Au premier coup d'œil, on ne voit que ça. Le mot «Schwein» (cochon) se détache en immenses lettres rouges sur le fond sombre de l'affiche. Au-dessus, le nom d'Emil Grabherr, conseiller communal UDC, s'étale noir sur blanc. Mais en y regardant d'un peu plus près, deux petits bouts de phrases apparaissent, qui donnent un sens à l'ensemble: «Antirassismusgesetz: Emil Grabherr hat noch einmal Schwein». En version française: «Loi antiraciste: Emil Grabherr a encore une fois de la chance».

Dans sa forme graphique comme dans l'effet de lecture recherché, cette affiche est la copie conforme de celle placardée sur les murs de la ville par l'UDC, à l'occasion de sa campagne contre la création d'un réseau de contact pour familles kosovares. Une initiative sur laquelle les Zurichois devront se prononcer le 7 juin prochain et qui a soulevé des débats passionnés dans la métropole alémanique. Il faut avouer que le slogan de l'UDC n'est pas d'une limpidité exemplaire: «Non aux Albanais du Kosovo», semble vouloir dire leur affiche. Si l'on se rapproche, le mot «réseau de contact», inscrit en petits caractères, rétablit in extremis le sens du message politique.

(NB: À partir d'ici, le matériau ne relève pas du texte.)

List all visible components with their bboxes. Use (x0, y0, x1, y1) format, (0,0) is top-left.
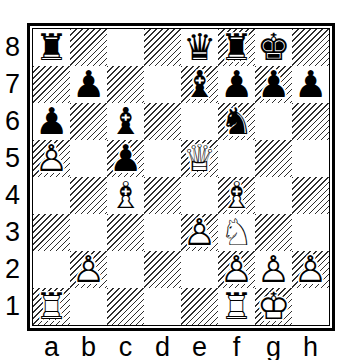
file-label-c: c (107, 332, 144, 360)
square-g6[interactable] (255, 103, 292, 140)
square-f1[interactable]: ♜♖ (218, 288, 255, 325)
piece-white-pawn[interactable]: ♟♙ (292, 251, 329, 288)
file-label-f: f (218, 332, 255, 360)
square-h4[interactable] (292, 177, 329, 214)
piece-glyph: ♜ (35, 29, 68, 66)
square-g7[interactable]: ♟♟ (255, 66, 292, 103)
rank-label-8: 8 (0, 29, 22, 66)
piece-white-pawn[interactable]: ♟♙ (70, 251, 107, 288)
rank-label-5: 5 (0, 140, 22, 177)
chess-board: ♜♜♛♛♜♜♚♚♟♟♝♝♟♟♟♟♟♟♟♟♝♝♞♞♟♙♟♟♛♕♝♗♝♗♟♙♞♘♟♙… (33, 29, 329, 325)
piece-glyph: ♙ (294, 251, 327, 288)
square-f7[interactable]: ♟♟ (218, 66, 255, 103)
square-e1[interactable] (181, 288, 218, 325)
piece-glyph: ♙ (183, 214, 216, 251)
piece-glyph: ♘ (220, 214, 253, 251)
piece-black-queen[interactable]: ♛♛ (181, 29, 218, 66)
square-c4[interactable]: ♝♗ (107, 177, 144, 214)
piece-glyph: ♟ (109, 140, 142, 177)
piece-glyph: ♝ (109, 103, 142, 140)
piece-white-queen[interactable]: ♛♕ (181, 140, 218, 177)
rank-label-6: 6 (0, 103, 22, 140)
square-e7[interactable]: ♝♝ (181, 66, 218, 103)
square-h2[interactable]: ♟♙ (292, 251, 329, 288)
piece-glyph: ♛ (183, 29, 216, 66)
piece-white-king[interactable]: ♚♔ (255, 288, 292, 325)
square-g4[interactable] (255, 177, 292, 214)
square-h1[interactable] (292, 288, 329, 325)
board-inner-border: ♜♜♛♛♜♜♚♚♟♟♝♝♟♟♟♟♟♟♟♟♝♝♞♞♟♙♟♟♛♕♝♗♝♗♟♙♞♘♟♙… (32, 28, 330, 326)
piece-glyph: ♙ (72, 251, 105, 288)
file-label-g: g (255, 332, 292, 360)
piece-black-pawn[interactable]: ♟♟ (255, 66, 292, 103)
square-d2[interactable] (144, 251, 181, 288)
square-c7[interactable] (107, 66, 144, 103)
piece-glyph: ♝ (183, 66, 216, 103)
square-a6[interactable]: ♟♟ (33, 103, 70, 140)
piece-black-bishop[interactable]: ♝♝ (107, 103, 144, 140)
piece-black-pawn[interactable]: ♟♟ (218, 66, 255, 103)
square-h7[interactable]: ♟♟ (292, 66, 329, 103)
piece-white-bishop[interactable]: ♝♗ (218, 177, 255, 214)
piece-glyph: ♙ (257, 251, 290, 288)
square-e8[interactable]: ♛♛ (181, 29, 218, 66)
piece-white-rook[interactable]: ♜♖ (218, 288, 255, 325)
piece-glyph: ♗ (109, 177, 142, 214)
square-e2[interactable] (181, 251, 218, 288)
square-a2[interactable] (33, 251, 70, 288)
piece-white-pawn[interactable]: ♟♙ (33, 140, 70, 177)
piece-glyph: ♞ (220, 103, 253, 140)
rank-label-7: 7 (0, 66, 22, 103)
piece-glyph: ♗ (220, 177, 253, 214)
square-g1[interactable]: ♚♔ (255, 288, 292, 325)
piece-glyph: ♜ (220, 29, 253, 66)
file-label-h: h (292, 332, 329, 360)
piece-black-king[interactable]: ♚♚ (255, 29, 292, 66)
rank-label-4: 4 (0, 177, 22, 214)
rank-label-1: 1 (0, 288, 22, 325)
square-b1[interactable] (70, 288, 107, 325)
square-c2[interactable] (107, 251, 144, 288)
piece-black-bishop[interactable]: ♝♝ (181, 66, 218, 103)
chess-diagram: 87654321 ♜♜♛♛♜♜♚♚♟♟♝♝♟♟♟♟♟♟♟♟♝♝♞♞♟♙♟♟♛♕♝… (0, 0, 360, 360)
piece-white-knight[interactable]: ♞♘ (218, 214, 255, 251)
file-labels: abcdefgh (33, 332, 329, 359)
square-d1[interactable] (144, 288, 181, 325)
square-a3[interactable] (33, 214, 70, 251)
square-f2[interactable]: ♟♙ (218, 251, 255, 288)
square-a1[interactable]: ♜♖ (33, 288, 70, 325)
square-c6[interactable]: ♝♝ (107, 103, 144, 140)
square-g2[interactable]: ♟♙ (255, 251, 292, 288)
square-e6[interactable] (181, 103, 218, 140)
square-f5[interactable] (218, 140, 255, 177)
square-e4[interactable] (181, 177, 218, 214)
piece-glyph: ♟ (72, 66, 105, 103)
square-f6[interactable]: ♞♞ (218, 103, 255, 140)
square-d4[interactable] (144, 177, 181, 214)
board-frame: ♜♜♛♛♜♜♚♚♟♟♝♝♟♟♟♟♟♟♟♟♝♝♞♞♟♙♟♟♛♕♝♗♝♗♟♙♞♘♟♙… (27, 23, 335, 331)
square-g5[interactable] (255, 140, 292, 177)
piece-black-rook[interactable]: ♜♜ (218, 29, 255, 66)
file-label-d: d (144, 332, 181, 360)
square-d3[interactable] (144, 214, 181, 251)
square-g3[interactable] (255, 214, 292, 251)
piece-glyph: ♟ (294, 66, 327, 103)
square-c8[interactable] (107, 29, 144, 66)
piece-white-pawn[interactable]: ♟♙ (255, 251, 292, 288)
piece-black-pawn[interactable]: ♟♟ (70, 66, 107, 103)
square-h8[interactable] (292, 29, 329, 66)
file-label-e: e (181, 332, 218, 360)
square-c1[interactable] (107, 288, 144, 325)
square-e3[interactable]: ♟♙ (181, 214, 218, 251)
square-g8[interactable]: ♚♚ (255, 29, 292, 66)
piece-white-pawn[interactable]: ♟♙ (218, 251, 255, 288)
piece-glyph: ♚ (257, 29, 290, 66)
square-e5[interactable]: ♛♕ (181, 140, 218, 177)
piece-glyph: ♙ (35, 140, 68, 177)
piece-black-pawn[interactable]: ♟♟ (292, 66, 329, 103)
piece-black-pawn[interactable]: ♟♟ (107, 140, 144, 177)
square-a8[interactable]: ♜♜ (33, 29, 70, 66)
square-d7[interactable] (144, 66, 181, 103)
square-c3[interactable] (107, 214, 144, 251)
square-a4[interactable] (33, 177, 70, 214)
piece-black-rook[interactable]: ♜♜ (33, 29, 70, 66)
square-b2[interactable]: ♟♙ (70, 251, 107, 288)
rank-labels: 87654321 (0, 29, 22, 325)
piece-glyph: ♖ (220, 288, 253, 325)
square-d5[interactable] (144, 140, 181, 177)
file-label-b: b (70, 332, 107, 360)
piece-black-knight[interactable]: ♞♞ (218, 103, 255, 140)
square-f3[interactable]: ♞♘ (218, 214, 255, 251)
square-d8[interactable] (144, 29, 181, 66)
square-f8[interactable]: ♜♜ (218, 29, 255, 66)
square-h5[interactable] (292, 140, 329, 177)
piece-glyph: ♕ (183, 140, 216, 177)
square-a5[interactable]: ♟♙ (33, 140, 70, 177)
piece-glyph: ♟ (220, 66, 253, 103)
square-h6[interactable] (292, 103, 329, 140)
square-b4[interactable] (70, 177, 107, 214)
piece-glyph: ♙ (220, 251, 253, 288)
square-b7[interactable]: ♟♟ (70, 66, 107, 103)
square-b5[interactable] (70, 140, 107, 177)
piece-white-pawn[interactable]: ♟♙ (181, 214, 218, 251)
piece-white-rook[interactable]: ♜♖ (33, 288, 70, 325)
square-h3[interactable] (292, 214, 329, 251)
piece-glyph: ♟ (257, 66, 290, 103)
square-b8[interactable] (70, 29, 107, 66)
piece-glyph: ♟ (35, 103, 68, 140)
piece-glyph: ♔ (257, 288, 290, 325)
rank-label-2: 2 (0, 251, 22, 288)
rank-label-3: 3 (0, 214, 22, 251)
square-a7[interactable] (33, 66, 70, 103)
piece-white-bishop[interactable]: ♝♗ (107, 177, 144, 214)
file-label-a: a (33, 332, 70, 360)
piece-glyph: ♖ (35, 288, 68, 325)
square-d6[interactable] (144, 103, 181, 140)
piece-black-pawn[interactable]: ♟♟ (33, 103, 70, 140)
square-f4[interactable]: ♝♗ (218, 177, 255, 214)
square-b3[interactable] (70, 214, 107, 251)
square-c5[interactable]: ♟♟ (107, 140, 144, 177)
square-b6[interactable] (70, 103, 107, 140)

Profondément choqué par l'utilisation détournée du graphisme à des fins démagogiques, Däni Sulzer, publicitaire zurichois, a imaginé une réponse en miroir pour dénoncer le procédé. «L'UDC, en la personne d'Emil Grabherr, refuse hypocritement de reconnaître le double langage qui sous-tend son affiche, explique-t-il. J'ai voulu prouver le contraire avec professionnalisme. Et ouvrir un débat public sur les ambiguïtés du langage publicitaire.» Il s'est donc fendu d'une affiche provocante, décidé à payer les emplacements publics de sa propre poche. Quand on lui reproche son mauvais goût, il répond «que sa version est du même niveau que celle de l'UDC». D'ailleurs, dans le coin gauche de son affiche, on peut lire la phrase suivante: «Cher UDC, voilà la bêtise dont peut faire preuve la publicité. Signé: La masse pensante.»

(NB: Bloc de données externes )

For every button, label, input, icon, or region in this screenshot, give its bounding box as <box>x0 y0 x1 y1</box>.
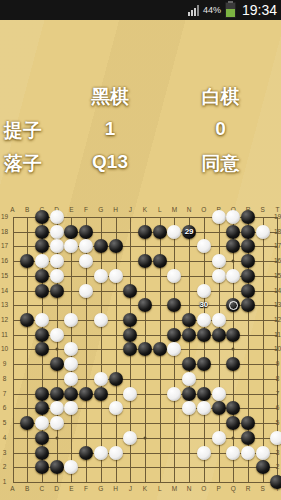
white-player-label: 白棋 <box>160 84 281 110</box>
black-stone[interactable] <box>20 254 34 268</box>
coord-row-label-left: 6 <box>3 405 7 412</box>
white-stone[interactable] <box>256 446 270 460</box>
coord-row-label-left: 7 <box>3 390 7 397</box>
coord-row-label-right: 17 <box>274 243 281 250</box>
black-stone[interactable] <box>153 225 167 239</box>
black-stone[interactable] <box>226 328 240 342</box>
white-last-action: 同意 <box>160 151 281 177</box>
move-number-label: 30 <box>199 301 208 309</box>
coord-column-label-bottom: Q <box>231 486 236 493</box>
black-stone[interactable] <box>35 460 49 474</box>
black-stone[interactable] <box>50 284 64 298</box>
coord-column-label-bottom: B <box>25 486 29 493</box>
coord-column-label-bottom: C <box>40 486 45 493</box>
white-stone[interactable] <box>64 239 78 253</box>
black-stone[interactable] <box>226 239 240 253</box>
black-stone[interactable] <box>20 313 34 327</box>
coord-row-label-right: 16 <box>274 258 281 265</box>
black-stone[interactable] <box>212 401 226 415</box>
white-stone[interactable] <box>35 254 49 268</box>
coord-column-label-top: E <box>69 207 73 214</box>
star-point <box>55 348 58 351</box>
white-stone[interactable] <box>50 239 64 253</box>
coord-column-label-top: K <box>143 207 147 214</box>
black-stone[interactable] <box>35 342 49 356</box>
white-stone[interactable] <box>50 401 64 415</box>
white-stone[interactable] <box>123 431 137 445</box>
black-stone[interactable] <box>123 284 137 298</box>
black-stone[interactable] <box>94 387 108 401</box>
last-move-row: 落子 Q13 同意 <box>0 151 281 177</box>
black-stone[interactable] <box>197 328 211 342</box>
grid-line-vertical <box>204 217 205 483</box>
captures-label: 提子 <box>0 118 60 144</box>
star-point <box>232 436 235 439</box>
coord-column-label-bottom: M <box>172 486 177 493</box>
coord-column-label-top: J <box>129 207 132 214</box>
white-stone[interactable] <box>50 254 64 268</box>
go-board[interactable]: AABBCCDDEEFFGGHHJJKKLLMMNNOOPPQQRRSSTT19… <box>0 205 281 500</box>
black-stone[interactable] <box>226 298 240 312</box>
coord-row-label-right: 2 <box>276 464 280 471</box>
white-stone[interactable] <box>109 446 123 460</box>
coord-row-label-right: 18 <box>274 228 281 235</box>
white-stone[interactable] <box>79 254 93 268</box>
white-stone[interactable] <box>167 342 181 356</box>
white-stone[interactable] <box>94 372 108 386</box>
white-stone[interactable] <box>212 431 226 445</box>
white-stone[interactable] <box>226 210 240 224</box>
white-stone[interactable] <box>212 254 226 268</box>
black-stone[interactable] <box>35 446 49 460</box>
black-stone[interactable] <box>35 431 49 445</box>
coord-row-label-left: 10 <box>1 346 8 353</box>
coord-column-label-bottom: J <box>129 486 132 493</box>
white-stone[interactable] <box>212 313 226 327</box>
black-stone[interactable] <box>241 431 255 445</box>
white-stone[interactable] <box>197 401 211 415</box>
coord-row-label-left: 2 <box>3 464 7 471</box>
black-stone[interactable] <box>35 269 49 283</box>
white-stone[interactable] <box>256 225 270 239</box>
white-stone[interactable] <box>182 372 196 386</box>
black-stone[interactable] <box>226 357 240 371</box>
coord-column-label-bottom: L <box>158 486 162 493</box>
black-stone[interactable] <box>226 225 240 239</box>
black-stone[interactable] <box>79 387 93 401</box>
black-stone[interactable] <box>241 416 255 430</box>
coord-row-label-left: 17 <box>1 243 8 250</box>
black-stone[interactable] <box>167 328 181 342</box>
coord-column-label-bottom: S <box>261 486 265 493</box>
black-stone[interactable] <box>256 460 270 474</box>
white-stone[interactable] <box>79 239 93 253</box>
coord-column-label-top: B <box>25 207 29 214</box>
coord-column-label-bottom: P <box>216 486 220 493</box>
black-stone[interactable] <box>79 446 93 460</box>
white-stone[interactable] <box>50 225 64 239</box>
black-stone[interactable] <box>138 298 152 312</box>
white-captures-value: 0 <box>160 118 281 144</box>
black-stone[interactable] <box>109 239 123 253</box>
coord-column-label-bottom: K <box>143 486 147 493</box>
black-stone[interactable] <box>241 298 255 312</box>
grid-line-vertical <box>189 217 190 483</box>
coord-column-label-top: O <box>201 207 206 214</box>
coord-row-label-left: 9 <box>3 361 7 368</box>
white-stone[interactable] <box>212 387 226 401</box>
signal-strength-icon <box>188 5 199 16</box>
black-stone[interactable] <box>35 401 49 415</box>
coord-column-label-bottom: E <box>69 486 73 493</box>
coord-row-label-left: 18 <box>1 228 8 235</box>
black-stone[interactable] <box>241 254 255 268</box>
star-point <box>232 348 235 351</box>
coord-row-label-right: 7 <box>276 390 280 397</box>
coord-column-label-bottom: D <box>54 486 59 493</box>
black-stone[interactable] <box>241 210 255 224</box>
black-stone[interactable] <box>241 239 255 253</box>
coord-column-label-top: M <box>172 207 177 214</box>
coord-row-label-right: 13 <box>274 302 281 309</box>
black-stone[interactable] <box>212 328 226 342</box>
black-stone[interactable] <box>50 357 64 371</box>
game-info-panel: 黑棋 白棋 提子 1 0 落子 Q13 同意 <box>0 20 281 205</box>
black-stone[interactable] <box>153 342 167 356</box>
coord-column-label-bottom: H <box>113 486 118 493</box>
white-stone[interactable] <box>50 416 64 430</box>
black-stone[interactable] <box>35 239 49 253</box>
black-stone[interactable] <box>270 475 281 489</box>
black-stone[interactable] <box>123 313 137 327</box>
black-stone[interactable] <box>35 225 49 239</box>
black-stone[interactable] <box>167 298 181 312</box>
black-stone[interactable] <box>64 225 78 239</box>
coord-row-label-left: 5 <box>3 420 7 427</box>
coord-row-label-right: 11 <box>274 332 281 339</box>
coord-row-label-right: 5 <box>276 420 280 427</box>
coord-row-label-right: 6 <box>276 405 280 412</box>
coord-row-label-right: 3 <box>276 449 280 456</box>
coord-column-label-bottom: G <box>98 486 103 493</box>
black-stone[interactable] <box>123 342 137 356</box>
coord-row-label-left: 16 <box>1 258 8 265</box>
status-bar: 44% 19:34 <box>0 0 281 20</box>
black-stone[interactable] <box>35 284 49 298</box>
coord-row-label-right: 10 <box>274 346 281 353</box>
coord-row-label-left: 1 <box>3 479 7 486</box>
black-stone[interactable] <box>50 460 64 474</box>
white-stone[interactable] <box>94 313 108 327</box>
coord-row-label-left: 8 <box>3 376 7 383</box>
coord-row-label-right: 9 <box>276 361 280 368</box>
white-stone[interactable] <box>270 431 281 445</box>
white-stone[interactable] <box>167 387 181 401</box>
star-point <box>55 436 58 439</box>
black-stone[interactable] <box>20 416 34 430</box>
coord-row-label-right: 19 <box>274 214 281 221</box>
black-stone[interactable] <box>50 387 64 401</box>
clock: 19:34 <box>242 2 277 18</box>
white-stone[interactable] <box>64 460 78 474</box>
move-number-label: 29 <box>185 228 194 236</box>
black-stone[interactable] <box>182 328 196 342</box>
coord-column-label-top: N <box>187 207 192 214</box>
coord-row-label-right: 8 <box>276 376 280 383</box>
white-stone[interactable] <box>94 269 108 283</box>
coord-row-label-left: 19 <box>1 214 8 221</box>
white-stone[interactable] <box>109 269 123 283</box>
white-stone[interactable] <box>50 210 64 224</box>
star-point <box>232 260 235 263</box>
coord-column-label-bottom: A <box>10 486 14 493</box>
coord-column-label-top: H <box>113 207 118 214</box>
white-stone[interactable] <box>35 416 49 430</box>
white-stone[interactable] <box>197 284 211 298</box>
black-stone[interactable] <box>182 313 196 327</box>
white-stone[interactable] <box>182 401 196 415</box>
black-stone[interactable] <box>226 416 240 430</box>
white-stone[interactable] <box>64 357 78 371</box>
black-stone[interactable] <box>109 372 123 386</box>
coord-column-label-top: A <box>10 207 14 214</box>
coord-column-label-top: L <box>158 207 162 214</box>
coord-row-label-left: 11 <box>1 332 8 339</box>
black-stone[interactable] <box>241 225 255 239</box>
coord-column-label-bottom: N <box>187 486 192 493</box>
coord-column-label-bottom: O <box>201 486 206 493</box>
black-stone[interactable] <box>94 239 108 253</box>
black-stone[interactable] <box>35 328 49 342</box>
white-stone[interactable] <box>212 269 226 283</box>
coord-row-label-left: 12 <box>1 317 8 324</box>
white-stone[interactable] <box>197 239 211 253</box>
white-stone[interactable] <box>167 225 181 239</box>
coord-row-label-right: 12 <box>274 317 281 324</box>
white-stone[interactable] <box>226 269 240 283</box>
captures-row: 提子 1 0 <box>0 118 281 144</box>
coord-column-label-bottom: F <box>84 486 88 493</box>
coord-column-label-bottom: R <box>246 486 251 493</box>
white-stone[interactable] <box>123 387 137 401</box>
battery-percent: 44% <box>203 5 221 15</box>
star-point <box>143 436 146 439</box>
grid-line-horizontal <box>13 482 279 483</box>
coord-row-label-right: 15 <box>274 273 281 280</box>
white-stone[interactable] <box>50 328 64 342</box>
player-header-row: 黑棋 白棋 <box>0 84 281 110</box>
black-stone[interactable] <box>226 401 240 415</box>
coord-row-label-left: 13 <box>1 302 8 309</box>
white-stone[interactable] <box>109 401 123 415</box>
white-stone[interactable] <box>94 446 108 460</box>
black-stone[interactable] <box>241 284 255 298</box>
grid-line-horizontal <box>13 379 279 380</box>
white-stone[interactable] <box>64 313 78 327</box>
black-stone[interactable] <box>153 254 167 268</box>
black-last-move: Q13 <box>60 151 160 177</box>
black-stone[interactable] <box>182 357 196 371</box>
white-stone[interactable] <box>50 269 64 283</box>
black-stone[interactable] <box>197 387 211 401</box>
black-stone[interactable] <box>241 269 255 283</box>
coord-row-label-left: 14 <box>1 287 8 294</box>
white-stone[interactable] <box>241 446 255 460</box>
coord-column-label-top: F <box>84 207 88 214</box>
move-label: 落子 <box>0 151 60 177</box>
white-stone[interactable] <box>64 342 78 356</box>
black-player-label: 黑棋 <box>60 84 160 110</box>
white-stone[interactable] <box>197 446 211 460</box>
battery-icon <box>225 2 236 18</box>
black-stone[interactable] <box>138 342 152 356</box>
white-stone[interactable] <box>197 313 211 327</box>
white-stone[interactable] <box>35 313 49 327</box>
coord-row-label-left: 3 <box>3 449 7 456</box>
black-stone[interactable] <box>123 328 137 342</box>
white-stone[interactable] <box>167 269 181 283</box>
black-stone[interactable] <box>138 225 152 239</box>
black-captures-value: 1 <box>60 118 160 144</box>
white-stone[interactable] <box>64 372 78 386</box>
white-stone[interactable] <box>64 401 78 415</box>
white-stone[interactable] <box>212 210 226 224</box>
white-stone[interactable] <box>79 284 93 298</box>
coord-row-label-left: 4 <box>3 435 7 442</box>
black-stone[interactable] <box>79 225 93 239</box>
black-stone[interactable] <box>35 387 49 401</box>
coord-column-label-top: S <box>261 207 265 214</box>
coord-row-label-right: 14 <box>274 287 281 294</box>
black-stone[interactable] <box>197 357 211 371</box>
coord-column-label-top: G <box>98 207 103 214</box>
coord-row-label-left: 15 <box>1 273 8 280</box>
black-stone[interactable] <box>64 387 78 401</box>
black-stone[interactable] <box>138 254 152 268</box>
black-stone[interactable] <box>182 387 196 401</box>
black-stone[interactable] <box>35 210 49 224</box>
white-stone[interactable] <box>226 446 240 460</box>
grid-line-vertical <box>263 217 264 483</box>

Si Däni Sulzer est persuadé que les deux affiches se répondent sur le même mode, la police du commerce de Zurich en a, quant à elle, jugé autrement. Elle a interdit la version du publicitaire, estimant que son message portait gravement atteinte à l'honneur d'Emil Grabherr. «Cette affiche est insultante: on ne peut pas publiquement traiter quelqu'un de porc!» s'indigne André Müller, chef de la police du commerce. Quid du sens général de la phrase? «On ne voit pas du tout ce qui est écrit en petit.» Curieusement, il n'a pas besoin de lunettes pour déchiffrer les pattes de mouche de l'UDC: «C'est absolument clair: on saisit immédiatement qu'il s'agit d'une intention de vote.» André Müller a par ailleurs approuvé une deuxième version de l'affiche imaginée par Däni Sulzer, sur laquelle le «Nein» est simplement repris à l'encontre d'Emil Grabherr.

Juridiquement, le débat ajourné par la décision pour le moins inéquitable de la police aurait pu être passionnant. C'est en tout cas l'avis de Sigmund Pugatsch, spécialiste du droit en matière de publicité: «Les deux affiches auraient dû être placardées, celle du SVP comme celle de Sulzer. Ensuite, si des plaintes avaient été déposées, c'est un juge qui aurait dû trancher. Pas un policier.» Car André Müller se justifie en avançant que le politicien UDC aurait sans aucun doute porté plainte pour atteinte à l'honneur. Or c'est exactemement ce que désirait Däni Sulzer. Un moyen pour le publicitaire de faire avouer à l'UDC qu'on ne lit pas les petits caractères sur ses affiches.

Si le débat n'a pu avoir lieu devant un tribunal, la télévision s'est chargée, comme à son habitude, de le rendre public. Sans aucune hésitation, la chaîne locale TeleZüri a montré l'affiche interdite au cours de son journal du soir et s'est vue immédiatement poursuivie en justice par la section zurichoise de l'UDC. Cette dernière a accusé les journalistes d'être «des fossoyeurs de l'information». Enterrée ou pas, l'information n'en continue pas moins de nourrir le débat qui s'exprime dans l'illégalité. A plusieurs endroits de la ville, les affiches de l'UDC ont été déchirées ou retouchées. En lieu et place du «Kosovo-Albaner Nein», on peut lire «Kosovo-Albaner Fein» (Albanais du Kosovo: OK). Autre version: «UDC Nein». Sans oublier des affiches sauvages apparues sur les murs de Zurich: «Misanthropie, racisme et fascisme Nein».